The results of last week’s UTSU elections are in, and the incumbent Stronger Together slate came out on top. Aside from the relatively high turnout in this election, which stands unofficially at approximately 7,150 voters, the conduct of the two campaigns show that the UTSU elections process is a broken one.
Writing close to the beginning of the elections period, we were alarmed not only by the negative tone that the campaign had taken, but also by the abundance of non-U of T students who came to this campus to campaign on behalf of the status quo. While the election results show a win for the incumbents, Stronger Together should be troubled by the fact that this win was delivered to them by an army of campaigners who don’t even attend this university.
Throughout the campaign period, The Varsity, along with scores of eyewitnesses, reported that much of Stronger Together’s corps of volunteers was made up of individuals with strong ties to the Canadian Federation of Students who were based not at the University of Toronto, but at Ryerson and York. They include people like Toby Whitfield, Sean Carson, Caitlin Smith, and Rodney Diverlus from Ryerson; Krisna Saravanamuttu, Dashika Sekvasivam, Alastair Woods, Nadine Tkatchevskaia, and Nila Zameni from York; and non-students Faraz Siddiqui and Estefania Toledo.
The extent of their involvement was on full display during the ballot counting at UTSU’s office, when Stronger Together appointed a team of scrutineers comprised of almost all off-campus campaigners.
Halfway through the second day of counting, when it had become clear that the results were going to show a Stronger Together win, those very same non-U of T student campaigners began to put on buttons that said the following:
“Whose campus? OUR CAMPUS.”
CFS supporters from Ryerson and York are wearing buttons proclaiming U of T to be their campus? This kind of arrogance is just another indicator of a systemic problem at the union—one that will remain for at least another year under a Stronger Together UTSU. The CFS and their supporters perpetuate this idea of “ownership”—that the campus belongs to them. But the student union, which is supposed to belong to U of T students, now belongs to the CFS, a national lobby group.

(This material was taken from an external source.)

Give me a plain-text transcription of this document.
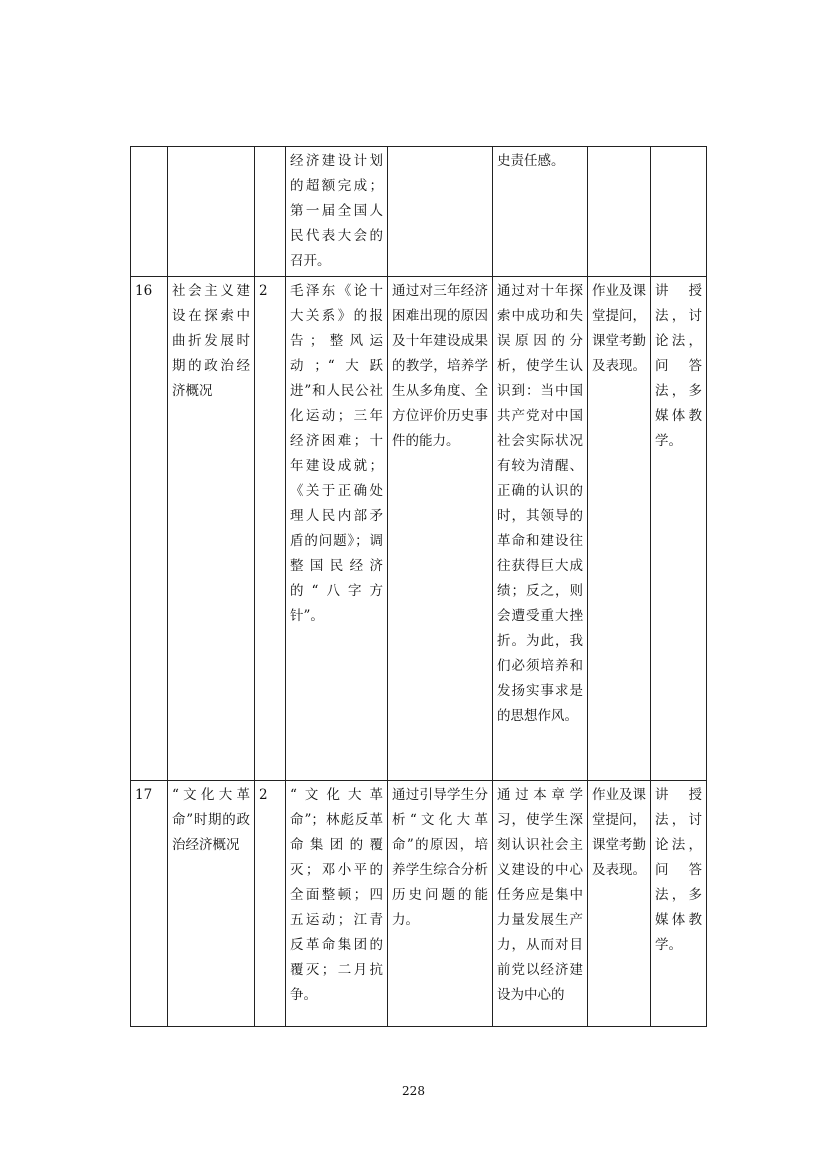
			经济建设计划的超额完成；第一届全国人民代表大会的召开。		史责任感。		
16	社会主义建设在探索中曲折发展时期的政治经济概况	2	毛泽东《论十大关系》的报告；整风运动；“大跃进”和人民公社化运动；三年经济困难；十年建设成就；《关于正确处理人民内部矛盾的问题》；调整国民经济的“八字方针”。	通过对三年经济困难出现的原因及十年建设成果的教学，培养学生从多角度、全方位评价历史事件的能力。	通过对十年探索中成功和失误原因的分析，使学生认识到：当中国共产党对中国社会实际状况有较为清醒、正确的认识的时，其领导的革命和建设往往获得巨大成绩；反之，则会遭受重大挫折。为此，我们必须培养和发扬实事求是的思想作风。	作业及课堂提问，课堂考勤及表现。	讲授法，讨论法，问答法，多媒体教学。
17	“文化大革命”时期的政治经济概况	2	“文化大革命”；林彪反革命集团的覆灭；邓小平的全面整顿；四五运动；江青反革命集团的覆灭；二月抗争。	通过引导学生分析“文化大革命”的原因，培养学生综合分析历史问题的能力。	通过本章学习，使学生深刻认识社会主义建设的中心任务应是集中力量发展生产力，从而对目前党以经济建设为中心的	作业及课堂提问，课堂考勤及表现。	讲授法，讨论法，问答法，多媒体教学。
228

Furthermore, our election campaigns are no longer about policy, and have devolved into a series of disgusting political tactics. There are well-documented instances of what can essentially be described as race-baiting on the part of Stronger Together. Shozab Raza, a core Stronger Together supporter, wrote the following to a South Asian member of the Change Facebook Group whom he did not know. “I was hoping we could talk sometime because I find it contradictory for desis (and for that matter all people of color) to be supporting the change slate.”
Not only is it highly offensive for a campaign that calls for unity and togetherness to engage in explicit identity politics, but it’s a corruption of the ideals that lie at the heart of a democratic student union, where we should be striving to tear down the barriers of race, means, gender, and sexual orientation that supposedly divide us.
These are the politics of personal destruction, the politics of fear, and they have no place in our elections.
With the campaign behind us, it is now up to the members of the Stronger Together slate to show us that they can govern. But as Mario Cuomo, former governor of New York, said, “you campaign in poetry, but you govern in prose.” If the Stronger Together campaign was one of poetry, we are pessimistic that U of T students will see an improvement in the tone of our politics as poetry is abandoned in favour of the tough, more prosaic choices of governing. But members of Stronger Together should have no fear if they want to run for re-election again—UTSU’s unblemished 100 per cent incumbency rate, along with an army of volunteers who do not go here, should deliver them another year at the top.